16) Ce site a-t-il modifié ou renforcé votre point de vue sur la violence éducative à l'égard des enfants ?
Je n'ai pas fini de fouiller les sites (en particulier : http://www.wmaker.net/maisonenfant/Autorite-discipline-Reflexion_r5.html ). J'avais déjà mon point de vue. J'ai juste réalisé en lisant dans des articles, que certaines idées que j'avais déjà en tête n'avaient pas étaient formulées par écrits sur mon site d'opinion (http://membres.lycos.fr/crisyaves/educ.html). Je les ai donc ajoutées.
Pour autant la découverte de l'OVEO et des autres sites est enrichissante pour moi. C'est d'abord un énorme soulagement d'enfin trouver des mouvements préoccupés par cette question fondamentale (dans tous les sens du mot d'ailleurs).
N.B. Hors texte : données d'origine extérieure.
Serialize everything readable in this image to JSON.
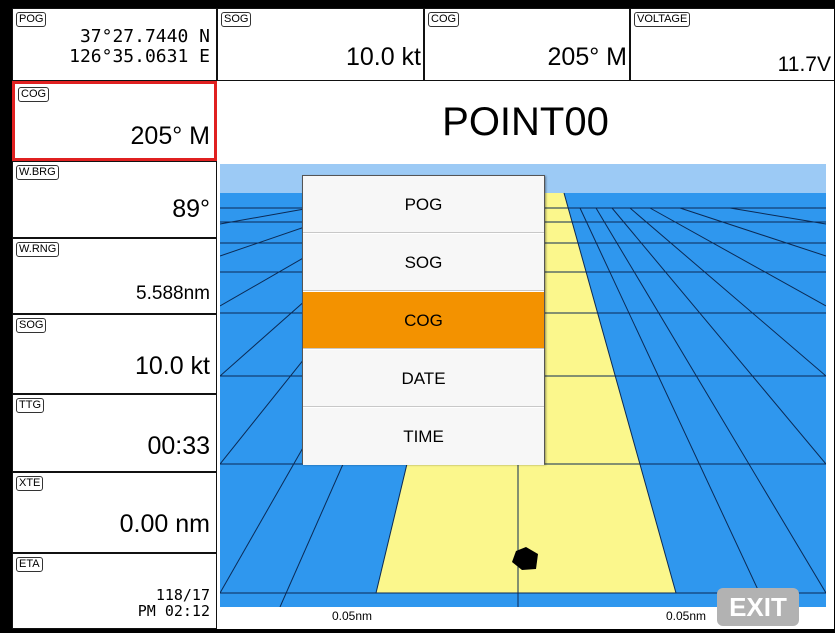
{
  "position_box": {
    "tag": "POG",
    "lat": "37°27.7440 N",
    "lon": "126°35.0631 E"
  },
  "top_bar": {
    "sog": {
      "tag": "SOG",
      "value": "10.0 kt"
    },
    "cog": {
      "tag": "COG",
      "value": "205° M"
    },
    "voltage": {
      "tag": "VOLTAGE",
      "value": "11.7V"
    }
  },
  "sidebar": {
    "cog": {
      "tag": "COG",
      "value": "205° M"
    },
    "wbrg": {
      "tag": "W.BRG",
      "value": "89°"
    },
    "wrng": {
      "tag": "W.RNG",
      "value": "5.588nm"
    },
    "sog": {
      "tag": "SOG",
      "value": "10.0 kt"
    },
    "ttg": {
      "tag": "TTG",
      "value": "00:33"
    },
    "xte": {
      "tag": "XTE",
      "value": "0.00 nm"
    },
    "eta": {
      "tag": "ETA",
      "date": "118/17",
      "time": "PM 02:12"
    }
  },
  "waypoint_title": "POINT00",
  "menu": {
    "items": [
      "POG",
      "SOG",
      "COG",
      "DATE",
      "TIME"
    ],
    "selected": "COG"
  },
  "scale": {
    "left": "0.05nm",
    "right": "0.05nm"
  },
  "exit_label": "EXIT",
  "colors": {
    "sky": "#9ccaf5",
    "water": "#2f97ee",
    "lane": "#fbf78c",
    "selected_menu": "#f39200",
    "selected_cell_border": "#e02020"
  }
}
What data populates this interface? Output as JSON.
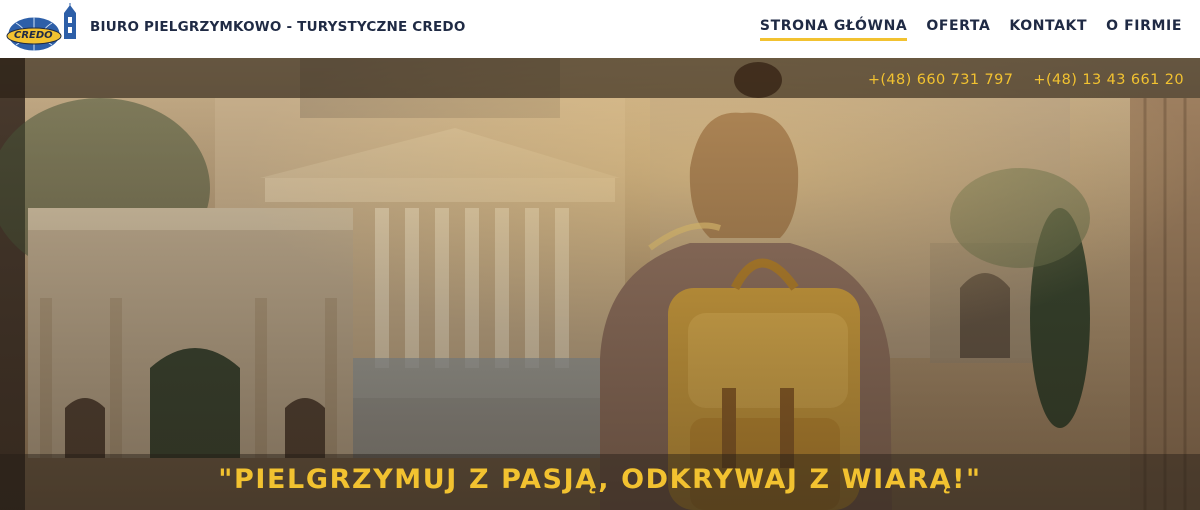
{
  "header": {
    "logo_text": "CREDO",
    "brand_name": "BIURO PIELGRZYMKOWO - TURYSTYCZNE CREDO",
    "nav": [
      {
        "label": "STRONA GŁÓWNA",
        "active": true
      },
      {
        "label": "OFERTA",
        "active": false
      },
      {
        "label": "KONTAKT",
        "active": false
      },
      {
        "label": "O FIRMIE",
        "active": false
      }
    ]
  },
  "hero": {
    "phones": [
      "+(48) 660 731 797",
      "+(48) 13 43 661 20"
    ],
    "slogan": "\"PIELGRZYMUJ Z PASJĄ, ODKRYWAJ Z WIARĄ!\""
  },
  "colors": {
    "accent": "#f2c230",
    "nav_text": "#1f2a44",
    "header_bg": "#ffffff"
  },
  "icons": [
    "credo-globe-logo"
  ]
}
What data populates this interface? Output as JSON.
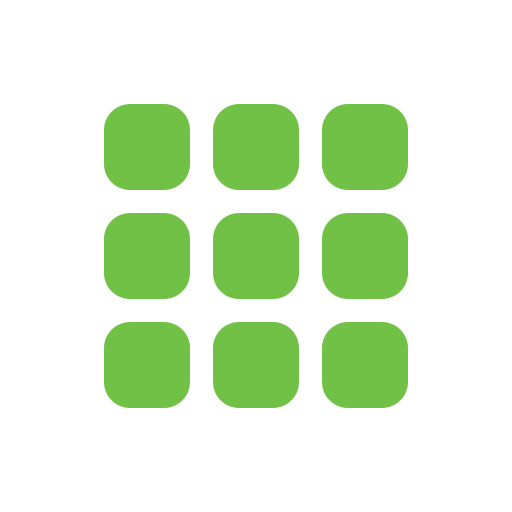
{
  "app_icon": {
    "icon_name": "app-grid-icon",
    "accent_color": "#72c147",
    "background_color": "#ffffff",
    "rows": 3,
    "columns": 3
  }
}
Et puis j'espère l'occasion de faire passer le message. J'ai déjà la possibilité d'orienter mes contacts vers http://web.archive.org/web/20090506145948/http://www.pasdefessee.com:80/. Et peut-être sera-t-il possible de faire plus près de chez moi.

17) Si vous acceptez de répondre, merci de préciser sexe, âge et milieu social.
Mon sexe (et non genre) est mâle. Je le précise comme ça induit le conditionnement de genre que j'ai subi•e, à savoir l'assignation violente à la violence masculine. Je ne suis pas/plus un homme et n'apprécie pas qu'on me colle un "M."
J'ai 30 ans et viens d'une classe moyenne.